Aus Arabien um die Welt
Doch was bedeutet eigentlich das Wort Magazin, das wir so selbstverständlich in der Medienlandschaft nutzen? Woher kommt es? Welche Bedeutung hat es? Schließlich gilt schon lange nicht mehr, dass ein Magazin ausschließlich ein Printprodukt ist – viele digitale Magazine haben sich im Internet durchgesetzt, sind zum Maßstab für ihre gedruckten Vorgänger geworden.
Der geläufige Ausdruck hat weit zurückreichende Wurzeln: Er leitet sich vom arabischen Wort „makhazin“ ab, das „Lager“ oder „Lagerhaus“ bedeutet. Im späten 16. Jahrhundert fand dieser Begriff Eingang ins Französische als „magasin“ und behielt seine ursprüngliche Bedeutung als Lager- oder Warenhaus bei.
Die Verbindung zur heutigen Bedeutung entstand erst im 18. Jahrhundert, mit einer europaweit erstarkenden Buch- und Druckkultur, als Verleger begannen, periodische Sammlungen verschiedener Texte, Nachrichten, Geschichten und Illustrationen zu veröffentlichen – quasi ein „Lager“ des Wissens und der Unterhaltung, bald in bewusster Abgrenzung zu Büchern.
Die erste dokumentierte Veröffentlichung, die sich selbst als Magazin bezeichnete, war das „Gentleman's Magazine“, das 1731 in London ins Leben gerufen wurde. Diese Publikation enthielt eine bunte Mischung an Essays, Gedichten, Satiren, Berichten und Nachrichten. Ein Konzept, das die Grundlage für die moderne Magazinkultur legte, und – Magazinmacher, Hand aufs Herz! – sich bis heute gehalten hat.
Technik macht Medien
Gut hundert Jahre später ermöglichten die nächsten Technologieschübe einschneidende Entwicklungen in der Medienlandschaft. Die Fortschritte der Drucktechnik, etwa durch die Schnellpresse, oder die Erfindung der Autotypie, eines chemischen Reproduktionsverfahrens, ermöglichten es, Bilder in größeren Mengen und zu geringeren Kosten zu drucken.

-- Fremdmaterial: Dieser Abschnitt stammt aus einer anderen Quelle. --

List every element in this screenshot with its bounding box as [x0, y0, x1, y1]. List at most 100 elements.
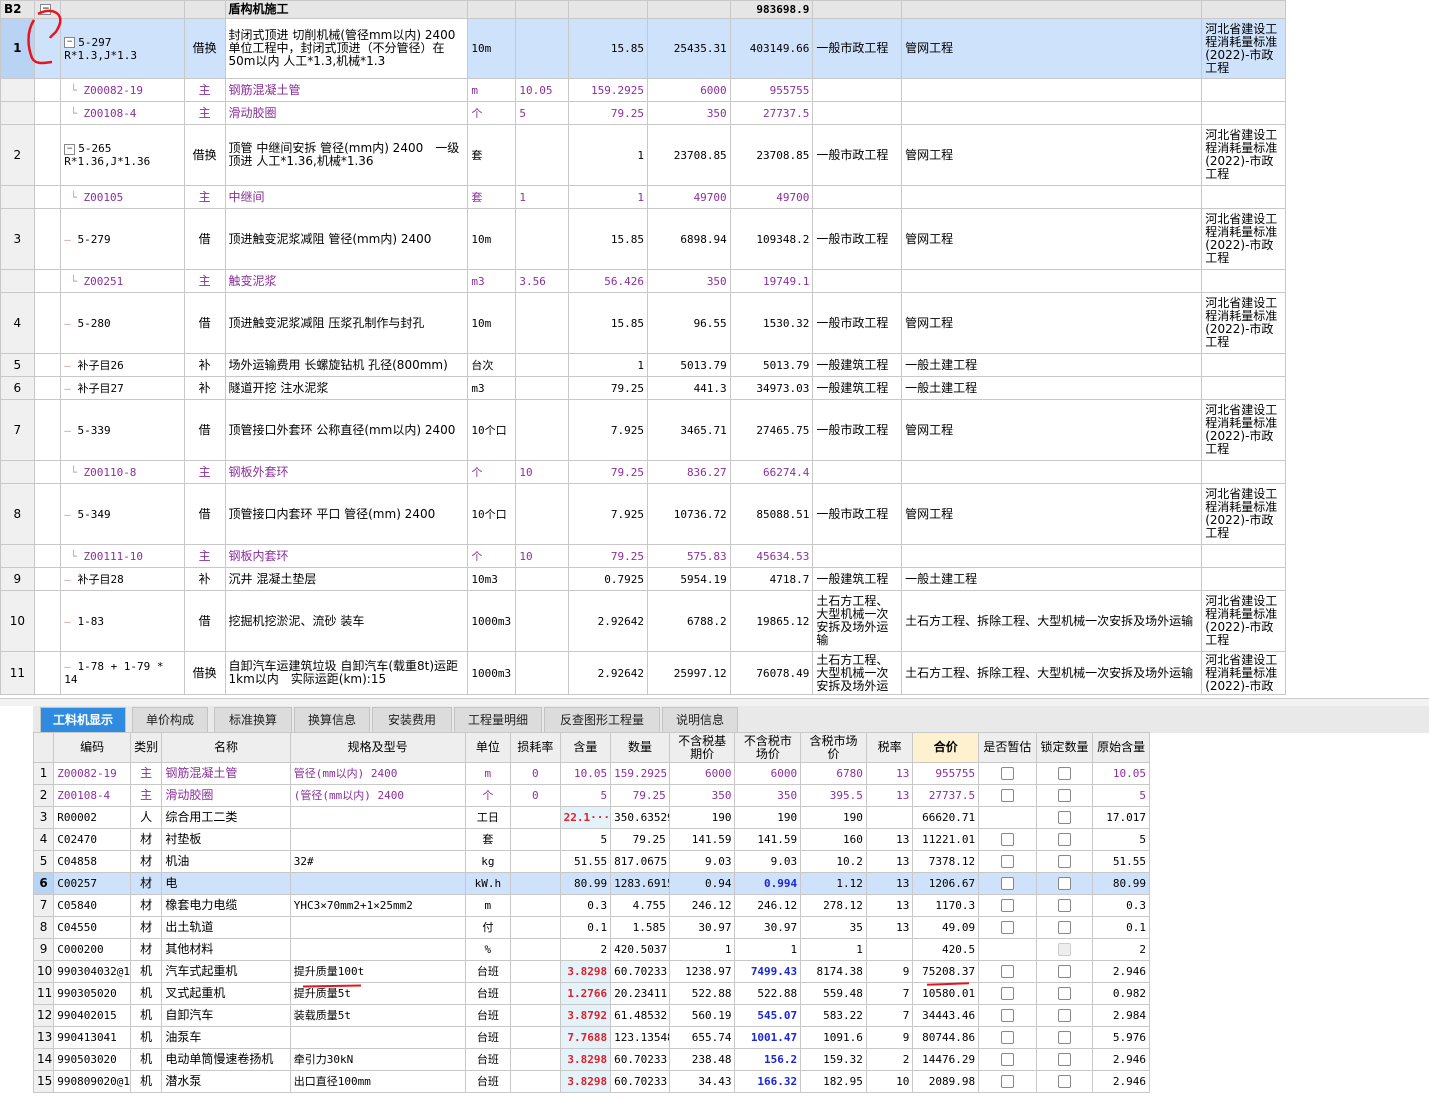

Eine Magazin-Variante wurde geboren: die „Illustrierte“, die mit vielen Bildern ihre Leser informierte und unterhielt. Ab 1842 erschien ein weiterer Meilenstein der Mediengeschichte, wieder in Großbritannien: die „Illustrated London News“. Diese diente als Vorbild, etwa für die Leipziger „Illustrirte Zeitung“ und die Pariser „L’Illustration“, deren Erstausgaben nur ein Jahr später erschienen.
Der Umbruch ist nicht vorbei
Machen wir einen Zeitsprung – über den Massenmarkt hinweg, der sich rasend schnell rund um Magazine und Illustrierte entwickelte; überspringen wir Aufstieg und Fall großer Verlagshäuser; lassen wir Radio und Fernsehen außer Acht, weil sie entgegen allen dunklen Prophezeiungen nicht den Printmedien den Tod brachten.
Allerdings, wer heute als Redakteur oder Designer arbeitet, erlebt den größten und immer noch andauernden Umbruch einer Mediengattung. Mit dem weltweiten Siegeszug des Internets ab Mitte der 1990er-Jahre erlebten Magazine und Illustrierte ihre bis dato tiefgreifendste Transformation.
Und sie erleben sie immer noch: Online-Magazine und digitale Ausgaben traditioneller Printtitel haben längst die Jahrhunderte alte Hierarchie gekippt und geben den Ton an. Vor allem dann, wenn sie geschickt die digitalen Möglichkeiten zur Darstellung und Interaktion nutzen. So bereichern multimediale Inhalte wie Videos und interaktive Grafiken, ja ganze Podcasts, längst das Leseerlebnis.
Verbunden damit sind, natürlich, große Herausforderungen – etwa die Monetarisierung der digitalen Magazinwelten, die Transformation tradierter Geschäftsmodelle, und der verantwortungsvolle Umgang mit der Aufmerksamkeitsspanne der Leser.
Apropos Verantwortung: Spätestens mit Donald Trumps zweiter Präsidentschaft und dank der schillernden Möglichkeiten von Künstlicher Intelligenz, zeigt sich, wie wichtig hochwertige und gut recherchierte Inhalte sind, die, auf ihre Authentizität und ihre Richtigkeit geprüft, Einordnung und Halt geben können – ja sogar geben müssen.
Blick zurück
Vier Jahrzehnte oder mehr bin ich entfernt von dem magazinbegeisterten Pimpf, der ich damals war. Ich habe für Magazine am Kiosk gearbeitet, ich habe die Anfänge digitaler Magazine erlebt und mitgestaltet, ich durfte Magazine für zahlreiche Kunden aus einer bunten Vielzahl an Branchen entwickeln.
Ich kann nicht sagen, dass dieser Job auch nur irgendetwas von seiner Faszination eingebüßt hat. Folgerichtig, dass ich heute bei jener Agentur arbeiten darf, die sich dies hier auf die Fahnen geschrieben hat: #WeLoveMags.